DUYPUYTREN’S CONTRACTURE


What is Dupuytren's contracture?

Guillaume Dupuytren was a French surgeon who described the condition in 1831. It is a disease that fascinates both the sufferer and the surgeon.

Dupuytren’s disease is basically a thickening of normal fibrous tissue of the hand that contracts over time and creates palm, finger and joint deformities. It is much more common in men (9:1) and seen more frequently in the Caucasian race, especially those of Celtic and Scandinavian origins. There is some association with diabetes, high alcohol consumption, smokers, hypercholesterolaemia and seizure disorders.

The quintessential cell or culprit in this complex disease is the myofibroblast. “Myo” refers to muscle or the ability to contract, and fibroblast is the cell that creates collagen and forms part of all connective tissue. The abnormal cells create diseased connective tissue that has the ability to contract. This diseased tissue then consumes the normal connective tissue planes of the hand.

It is important to understand that the hand has a very specialised connective tissue framework that enables the hand to withstand high torsional forces and the skin to grip objects firmly. There is a complex, well defined anatomical fascial complex on the palmar side of the hand. There is a central aponeurosis, (in the palm of hand), palmodigital fascia (that connects the palm and fingers) and the digital fascia.
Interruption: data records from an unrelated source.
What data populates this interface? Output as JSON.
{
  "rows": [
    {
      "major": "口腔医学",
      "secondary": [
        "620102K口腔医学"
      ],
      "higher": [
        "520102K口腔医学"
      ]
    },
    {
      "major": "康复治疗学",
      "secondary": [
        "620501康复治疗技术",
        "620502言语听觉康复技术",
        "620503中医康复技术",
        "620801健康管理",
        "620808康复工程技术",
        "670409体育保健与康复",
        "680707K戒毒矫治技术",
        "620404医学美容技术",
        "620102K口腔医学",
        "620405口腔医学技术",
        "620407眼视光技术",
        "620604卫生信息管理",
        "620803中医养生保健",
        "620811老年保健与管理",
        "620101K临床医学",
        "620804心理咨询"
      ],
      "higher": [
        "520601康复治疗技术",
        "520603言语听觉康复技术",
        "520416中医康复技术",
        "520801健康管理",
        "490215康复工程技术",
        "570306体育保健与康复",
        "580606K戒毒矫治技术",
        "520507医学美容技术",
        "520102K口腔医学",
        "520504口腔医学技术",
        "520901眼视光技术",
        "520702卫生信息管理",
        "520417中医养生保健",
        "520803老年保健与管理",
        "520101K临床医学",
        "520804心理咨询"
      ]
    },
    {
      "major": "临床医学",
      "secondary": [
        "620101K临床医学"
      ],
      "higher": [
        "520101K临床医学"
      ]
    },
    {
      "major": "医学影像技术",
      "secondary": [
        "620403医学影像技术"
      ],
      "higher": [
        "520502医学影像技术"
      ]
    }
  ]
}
These structures are composed of very specific, well-defined bands. When these normal structures (bands) become diseased in Dupuytren’s disease, we call them chords.

It is these chords that create the problems in this condition, and they develop progressively in a predictable fashion. Dupuytren's disease not only creates nodules and pits on the skin but creates joint flexion deformities: The palmar chords progress to bend the knuckle joints. Furthermore, the spiral chord (which is a palmodigital chord) creates further trouble as it runs in a spiral fashion, entangling the artery and the nerve of the finger. The lateral chord in the finger is thought to be the culprit creating a rigid flexion deformity of the first joint of the finger (proximal interphalangeal joint). The most common finger to be involved in the ring finger, followed by the little, middle, index finger and finally the thumb.

What are Dupuytren’s contracture symptoms?

Dupuytren’s contracture progresses slowly over the years and occurs as a thickening of the skin on your palm. As it progresses, your palm's skin may appear to be puckered or dimpled. There may be a lump on the palm of your hand which may be sensitive when touched but is not normally painful. In later stages, the cords of tissue may tighten, resulting in your fingers being pulled towards your palm.

How is Dupuytren’s contracture treated?

There is no quick-fix for Dupuytren's disease. Non-surgical options have been investigated, but none of them are superior to surgical management in advanced disease. Collagenase (an enzyme that dissolves connective tissue) is currently used in selective cases as a non-surgical method to dissolve well defined palmar chords. Xiaflex® is currently not available in South Africa.

Surgery is a good treatment method and should be timed well and applied to the right patient. Not all disease is progressive. Progressive diseases create more disability in activities of daily living and eventually create hygiene-related problems. These patients should be considered for surgery. There are no black and white rules, but it is generally accepted that a flexion deformity of the proximal interphalangeal joint beyond 20 degrees with or without 30 degrees flexion deformity of the metacrpo-phalangeal joint are considered to be good candidates for surgery.

Surgical options range from percutaneous needle fasciotomy where the hand surgeon uses percutaneous needles to remove well-defined chords in the palm. In the same token, intra-operative fasciotomies (cutting of fascia) yield good results.

In advanced cases, the diseased tissue should be excised in a hand surgery called a fasciectomy. Additionally, the skin should be lengthened by Z-plasties to obtain an increased length of the skin that has become shortened by disease. Compliance with rehabilitation is strongly recommended to obtain the best functional outcome after surgery

Rehabilitation post Dupuytren’s Contracture release / Fasciectomy

The hand and wrist doctor will immobilise your hand and wrist with a cast for 7-10 days, to allow the wounds to heal. Post-surgery, it is important to keep the hand elevated and the cast dry.

When the cast is removed, the wound will be checked and re-dressed. The stitches come out approximately 14-20 days post-surgery. Dr van der Spuy will fabricate a forearm thermoplastic splint to maintain the straightening of the fingers. Initially, this is removed only for exercises and should be worn full time until the wound has healed. Thereafter, it must be worn at night until three months post-surgery to prevent recurrence of the bent finger/s.

Exercises are usually started at the first post hand surgery appointment. Early movement of the fingers will minimise scar adhesions and stiffness. Therapy will address swelling and scar management, and help to regain movement, strength and function of the hand. It is important to be committed to the rehabilitation process for approximately three months to achieve the best outcome.